Even more startling, however, is an essay Leffler wrote in this past summer’s Foreign Affairs, the house organ of the foreign policy establishment, titled “Inside Enemy Archives: The Cold War Reopened.” Leffler’s survey of the “enemy archives” depicts a paranoid adversary always on the defensive. The Soviets, says Leffler, “did not have pre-conceived plans to make Eastern Europe communist, to support the Chinese communists, or to wage war in Korea.” Stalin had no ‘‘master plan” for Germany, and wished to avoid military conflict with the United States. Indeed, he hoped a policy of Realpolitik would somehow lead to a grudging cooperation between the former wartime allies. Leffler quotes David Holloway-a Stanford professor and author of Stalin and the Bomb (1994)–who studied records of Stalin’s military thinking in the postwar period and concluded, “There is’ no evidence to show that Stalin intended to invade Western Europe, except in the event of a major war.” Certainly, Stalin ran a cruel police state, but Leffler argues that “U.S.words and deeds greatly heightened ambient anxieties and subsequently contributed to the arms race and the expansion of the Cold War into the Third World.” The new archival findings suggest that U.S. policy prolonged the cold war, making it “difficult for potential reformers inside the Kremlin to gain the high ground.” To compound matters, Leffler suggests there were many missed opportunities in the fifties, sixties and seventies when Stalin’s successors might have curtailed the conflict-but the “perceived threat emanating from the United States held them back.” Not surprisingly, Leffler’s article has disconcerted such conservative historians as Richard Pipes and John Lewis Gaddis.

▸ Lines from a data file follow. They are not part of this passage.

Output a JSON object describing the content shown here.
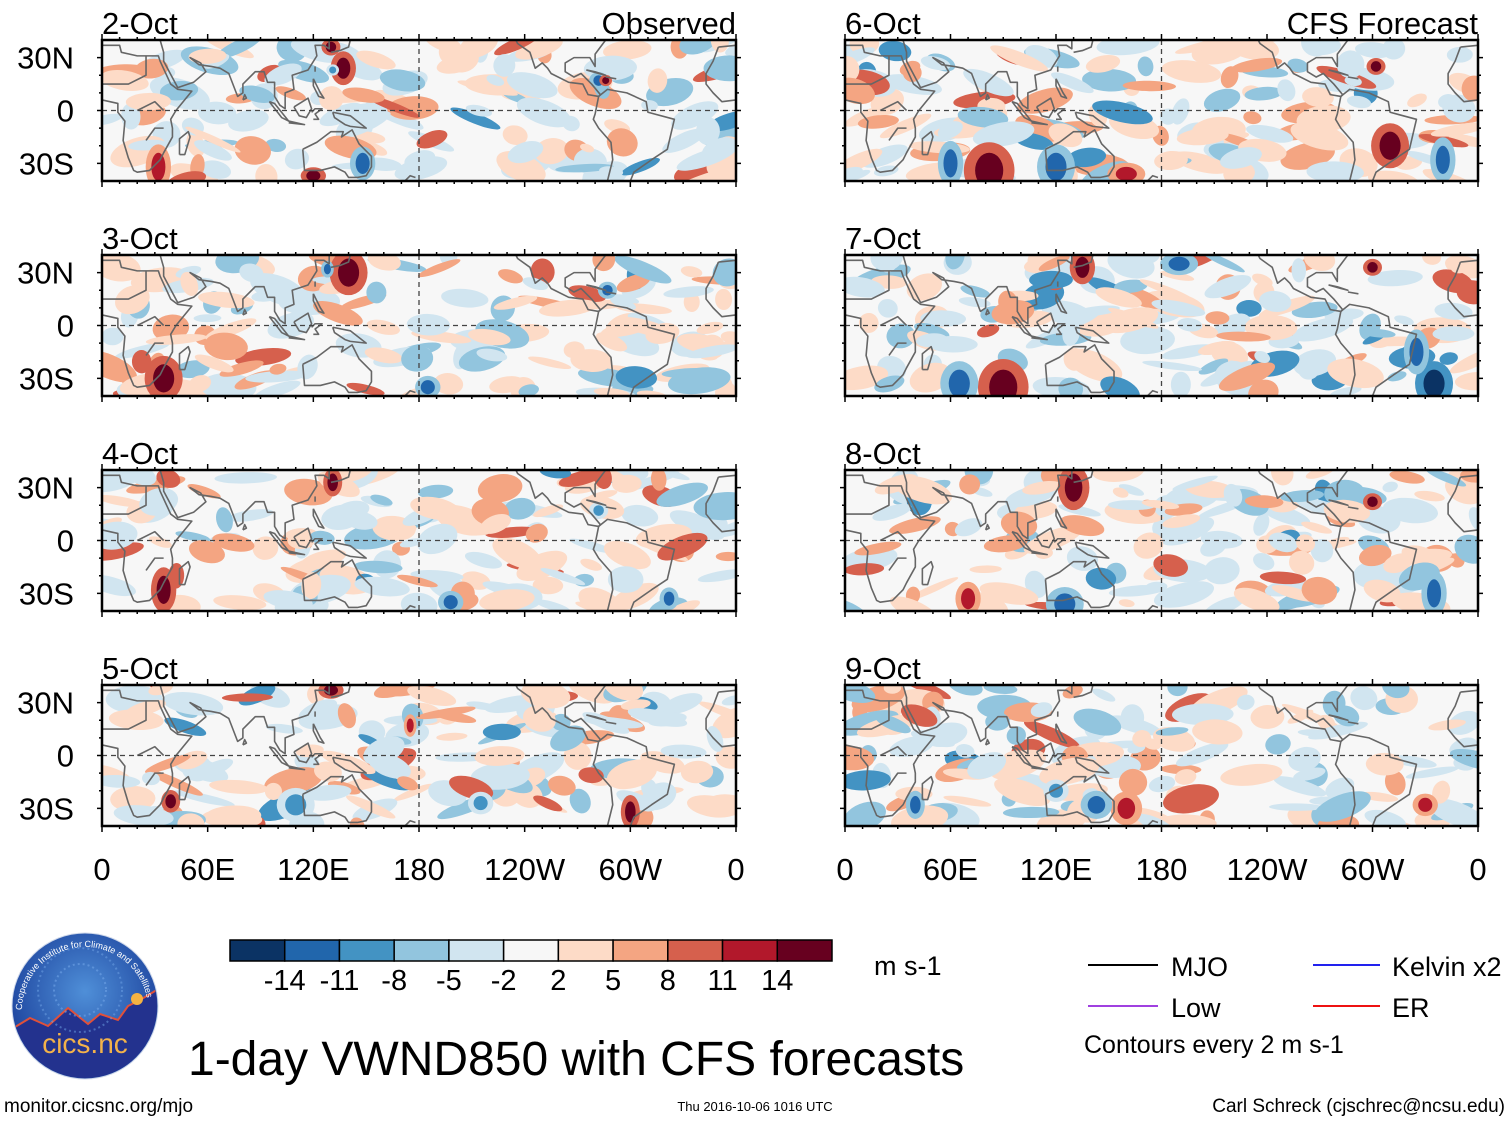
{
  "chart_data": {
    "type": "heatmap",
    "title": "1-day VWND850 with CFS forecasts",
    "units": "m s-1",
    "panels": [
      {
        "date": "2-Oct",
        "label": "Observed"
      },
      {
        "date": "3-Oct",
        "label": ""
      },
      {
        "date": "4-Oct",
        "label": ""
      },
      {
        "date": "5-Oct",
        "label": ""
      },
      {
        "date": "6-Oct",
        "label": "CFS Forecast"
      },
      {
        "date": "7-Oct",
        "label": ""
      },
      {
        "date": "8-Oct",
        "label": ""
      },
      {
        "date": "9-Oct",
        "label": ""
      }
    ],
    "xticks": [
      "0",
      "60E",
      "120E",
      "180",
      "120W",
      "60W",
      "0"
    ],
    "yticks": [
      "30N",
      "0",
      "30S"
    ],
    "xlim": [
      0,
      360
    ],
    "ylim": [
      -40,
      40
    ],
    "colorbar": {
      "levels": [
        "-14",
        "-11",
        "-8",
        "-5",
        "-2",
        "2",
        "5",
        "8",
        "11",
        "14"
      ],
      "colors": [
        "#0b3364",
        "#2166ac",
        "#4393c3",
        "#92c5de",
        "#d1e5f0",
        "#f7f7f7",
        "#fddbc7",
        "#f4a582",
        "#d6604d",
        "#b2182b",
        "#67001f"
      ],
      "units": "m s-1"
    },
    "legend": [
      {
        "label": "MJO",
        "color": "#000000"
      },
      {
        "label": "Kelvin x2",
        "color": "#2222ee"
      },
      {
        "label": "Low",
        "color": "#a040e0"
      },
      {
        "label": "ER",
        "color": "#ee1111"
      }
    ],
    "contour_note": "Contours every 2 m s-1"
  },
  "footer": {
    "url": "monitor.cicsnc.org/mjo",
    "timestamp": "Thu 2016-10-06 1016 UTC",
    "author": "Carl Schreck (cjschrec@ncsu.edu)"
  },
  "logo": {
    "text": "cics.nc",
    "ring_text": "Cooperative Institute for Climate and Satellites"
  }
}
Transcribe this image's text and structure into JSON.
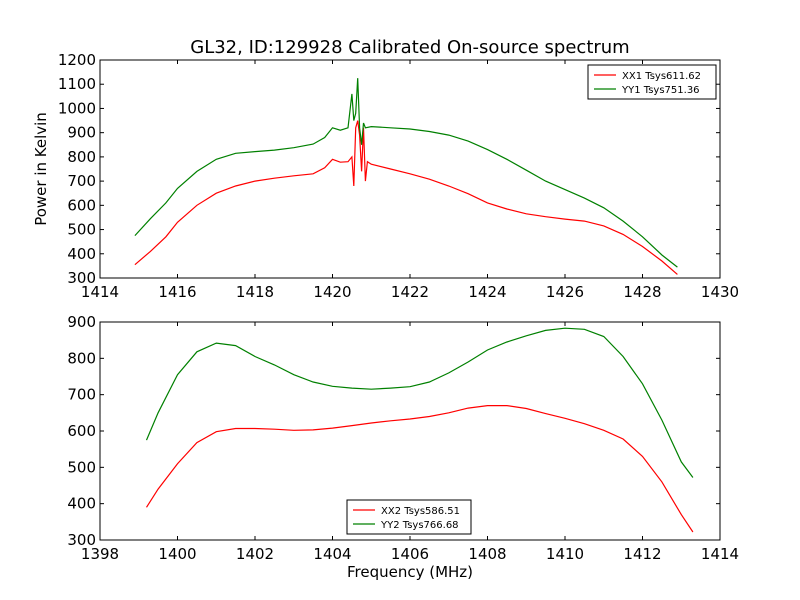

Eisenberg’s book ends in 1949, when the cold war is about to open in earnest. But Leffler’s essay underscores the tragic costs of a conflict that began with the U.S. decision to divide Germany. The most painful consequences, as Eisenberg points out, were “mainly borne by others.” And yet, the tally sheet indirectly includes all those Americans who died in Korea and Vietnam. “In the wreckage of the Cold War,” she concludes, “America has yet to acknowledge responsibility for the structures it has built.”

Kai Bird, a Nation contributing editor, is the author of The Chairman: John J. McCloy-The Making of the American Establishment (Simon & Schuster) and co-editor, with Lawrence Lifschulk, of Hiroshima’s Shadow: Writings on the Denial of History & the Smithsonian Controversy, forthcoming from Pamphleteer’s Press.